One of the hardest questions Nordic skiers face on a daily basis is whether to wax up their classic skis or simply whip out their skate gear and go. Spend precious time layering and corking in kickwax or get instant gratification on your skate skis? Hmmm…
OK, I’m usually guilty of the latter. I can squeeze in an hour-long skate workout before work, dressed warm for the cold pre-dawn temps, and show up at the office feeling the endorphins from a brisk aerobic session. Messing around with kickwax is not something one feels inspired to do at a dark trailhead early in the morning. Skate skiing is not only great for turbo personalities who want to maximize their workout time in a time-crunched schedule, it also comes more naturally to me and feels faster (=more fun). I like the smooth rhythm that is easily achieved, the speedy glide and relative agility of shorter skate skis. During longer skate sessions, I lose track of time and thought and simply inhale crisp mountain air, pole and glide (repeat a few hundred times…).
One of my favorite workouts as a racer was skating intervals on the Soldier Hollow trails in Midway, UT. Hammer uphill, super fun downhill with a few rollers thrown in there. For longer skate ski workouts, nothing beats skiing the trails at Daniel’s Summit off of Hwy 40 or Mirror Lake Highway in the Uintas, but get out early to beat the snowmobiles for fresh corduroy.
However, as much as I love skating, there is nothing quite like striding in perfect tracks with bombproof kick. Skiers describe those easy waxing days as ‘extra blue’ because typically when the tracks are fresh, cold (~20F) and hardpacked, Swix Extra Blue kickwax is the one to grab. In those conditions, there’s no ‘if’ in waxing, kick is always solid and glide is fast. You know that when you throw a few layers of kickwax on at the trailhead, you won’t be re-waxing 1km down the trail, desperately hoping that you brought the right wax with you, or turning your ski into a frustrating double pole session. On those days, the time and effort spent waxing will be worth it. There’s nothing that quite compares to classic skiing on narrow trails through the woods in the natural rhythm of kick, glide, kick, glide. Someday we’ll all have the time to fiddle with classic wax and nail the right wax for every condition; until then, I’m a extra blue-only classic skier. But, when Mother Nature grants me perfect conditions, I seize the moment.

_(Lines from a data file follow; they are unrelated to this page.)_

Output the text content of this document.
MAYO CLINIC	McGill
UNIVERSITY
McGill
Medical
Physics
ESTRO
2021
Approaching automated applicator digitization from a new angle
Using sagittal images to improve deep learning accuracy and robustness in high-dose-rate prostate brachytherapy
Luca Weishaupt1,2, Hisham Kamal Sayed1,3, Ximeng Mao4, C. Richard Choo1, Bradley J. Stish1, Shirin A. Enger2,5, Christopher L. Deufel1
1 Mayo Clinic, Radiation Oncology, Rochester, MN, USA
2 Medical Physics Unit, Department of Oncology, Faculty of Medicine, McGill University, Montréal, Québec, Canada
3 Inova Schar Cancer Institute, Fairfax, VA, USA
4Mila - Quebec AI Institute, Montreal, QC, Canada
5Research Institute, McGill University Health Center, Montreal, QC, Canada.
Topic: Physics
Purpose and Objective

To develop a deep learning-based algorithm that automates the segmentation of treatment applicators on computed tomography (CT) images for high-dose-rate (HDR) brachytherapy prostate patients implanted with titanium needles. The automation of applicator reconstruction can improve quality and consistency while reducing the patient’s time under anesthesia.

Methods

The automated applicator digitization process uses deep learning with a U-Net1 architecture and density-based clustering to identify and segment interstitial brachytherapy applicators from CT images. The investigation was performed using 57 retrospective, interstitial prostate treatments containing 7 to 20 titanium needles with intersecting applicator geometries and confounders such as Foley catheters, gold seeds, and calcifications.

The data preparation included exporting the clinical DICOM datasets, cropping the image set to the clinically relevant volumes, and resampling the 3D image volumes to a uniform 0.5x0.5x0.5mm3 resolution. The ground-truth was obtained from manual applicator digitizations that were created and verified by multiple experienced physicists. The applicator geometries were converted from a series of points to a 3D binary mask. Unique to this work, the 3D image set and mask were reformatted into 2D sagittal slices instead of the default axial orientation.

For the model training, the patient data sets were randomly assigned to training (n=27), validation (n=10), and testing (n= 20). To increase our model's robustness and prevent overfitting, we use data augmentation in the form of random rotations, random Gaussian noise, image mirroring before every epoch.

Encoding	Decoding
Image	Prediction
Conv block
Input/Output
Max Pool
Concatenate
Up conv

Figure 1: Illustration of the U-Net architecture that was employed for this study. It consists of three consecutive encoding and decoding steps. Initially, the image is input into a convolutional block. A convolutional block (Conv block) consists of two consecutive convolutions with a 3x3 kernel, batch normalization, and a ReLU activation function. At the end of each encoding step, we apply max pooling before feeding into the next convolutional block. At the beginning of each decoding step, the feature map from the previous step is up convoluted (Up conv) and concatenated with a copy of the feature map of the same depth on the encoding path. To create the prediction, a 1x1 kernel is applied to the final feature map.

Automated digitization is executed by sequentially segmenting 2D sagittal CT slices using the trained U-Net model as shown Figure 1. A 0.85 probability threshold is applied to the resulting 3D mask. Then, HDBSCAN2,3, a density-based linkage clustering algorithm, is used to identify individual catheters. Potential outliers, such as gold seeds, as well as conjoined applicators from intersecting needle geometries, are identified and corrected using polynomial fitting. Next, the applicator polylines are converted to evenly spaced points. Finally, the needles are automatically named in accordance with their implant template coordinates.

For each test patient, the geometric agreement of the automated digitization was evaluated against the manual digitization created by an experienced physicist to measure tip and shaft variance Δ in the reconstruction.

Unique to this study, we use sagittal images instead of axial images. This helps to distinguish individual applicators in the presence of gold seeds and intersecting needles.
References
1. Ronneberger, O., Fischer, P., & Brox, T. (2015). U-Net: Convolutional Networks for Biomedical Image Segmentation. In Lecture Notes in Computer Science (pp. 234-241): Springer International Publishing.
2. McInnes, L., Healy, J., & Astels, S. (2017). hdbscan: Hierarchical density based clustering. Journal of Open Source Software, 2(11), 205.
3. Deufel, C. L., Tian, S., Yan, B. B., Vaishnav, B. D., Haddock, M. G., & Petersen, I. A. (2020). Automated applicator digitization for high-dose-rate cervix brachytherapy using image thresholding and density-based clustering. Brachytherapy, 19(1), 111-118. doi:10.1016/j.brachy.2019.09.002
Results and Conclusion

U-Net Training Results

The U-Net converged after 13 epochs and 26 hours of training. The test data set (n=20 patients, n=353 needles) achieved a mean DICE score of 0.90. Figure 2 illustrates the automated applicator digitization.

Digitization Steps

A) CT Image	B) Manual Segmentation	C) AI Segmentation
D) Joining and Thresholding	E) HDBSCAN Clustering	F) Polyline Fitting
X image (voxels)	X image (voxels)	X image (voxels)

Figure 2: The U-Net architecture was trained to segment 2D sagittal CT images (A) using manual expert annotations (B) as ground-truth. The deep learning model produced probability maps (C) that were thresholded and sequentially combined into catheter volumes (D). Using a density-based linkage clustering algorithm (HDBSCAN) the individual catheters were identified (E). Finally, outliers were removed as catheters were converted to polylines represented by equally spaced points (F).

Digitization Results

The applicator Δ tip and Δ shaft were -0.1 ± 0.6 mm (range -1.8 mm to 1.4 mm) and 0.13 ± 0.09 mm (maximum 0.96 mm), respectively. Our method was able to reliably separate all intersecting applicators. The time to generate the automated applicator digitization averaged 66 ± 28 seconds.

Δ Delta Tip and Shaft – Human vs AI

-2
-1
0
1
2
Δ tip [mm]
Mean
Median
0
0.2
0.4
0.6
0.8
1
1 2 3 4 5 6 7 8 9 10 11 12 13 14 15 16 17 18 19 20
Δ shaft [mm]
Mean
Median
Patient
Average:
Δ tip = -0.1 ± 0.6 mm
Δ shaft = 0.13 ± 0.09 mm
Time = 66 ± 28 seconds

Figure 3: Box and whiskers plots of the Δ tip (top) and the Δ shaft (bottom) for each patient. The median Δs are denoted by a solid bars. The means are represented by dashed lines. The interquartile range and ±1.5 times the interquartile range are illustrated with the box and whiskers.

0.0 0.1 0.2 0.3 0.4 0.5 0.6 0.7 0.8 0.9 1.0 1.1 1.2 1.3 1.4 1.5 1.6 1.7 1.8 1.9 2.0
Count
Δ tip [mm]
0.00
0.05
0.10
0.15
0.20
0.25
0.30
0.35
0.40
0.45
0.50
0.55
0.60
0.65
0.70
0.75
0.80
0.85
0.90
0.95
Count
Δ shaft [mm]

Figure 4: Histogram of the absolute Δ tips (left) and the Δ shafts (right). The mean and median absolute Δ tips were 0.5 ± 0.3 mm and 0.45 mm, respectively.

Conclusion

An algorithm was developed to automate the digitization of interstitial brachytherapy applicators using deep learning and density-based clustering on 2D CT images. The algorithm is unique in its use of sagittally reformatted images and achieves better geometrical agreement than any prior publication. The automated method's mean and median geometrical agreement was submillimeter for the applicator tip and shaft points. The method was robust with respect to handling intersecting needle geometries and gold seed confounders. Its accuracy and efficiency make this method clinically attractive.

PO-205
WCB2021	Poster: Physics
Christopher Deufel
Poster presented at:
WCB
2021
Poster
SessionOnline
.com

Because the two techniques use different ranges of motion, its good for your body to experience both. Classic skiing stretches out your body in a way that skate skiing doesn’t and provides release for wound up muscles. I use this rule of thumb: if its an extra blue day, always classic ski. Serious Nordic racers might disagree since training should ideally be split 50-50 between skate and classic, but it works for me. You’ll probably still end up skating more than you classic ski but at least you’ll take advantage of the good days.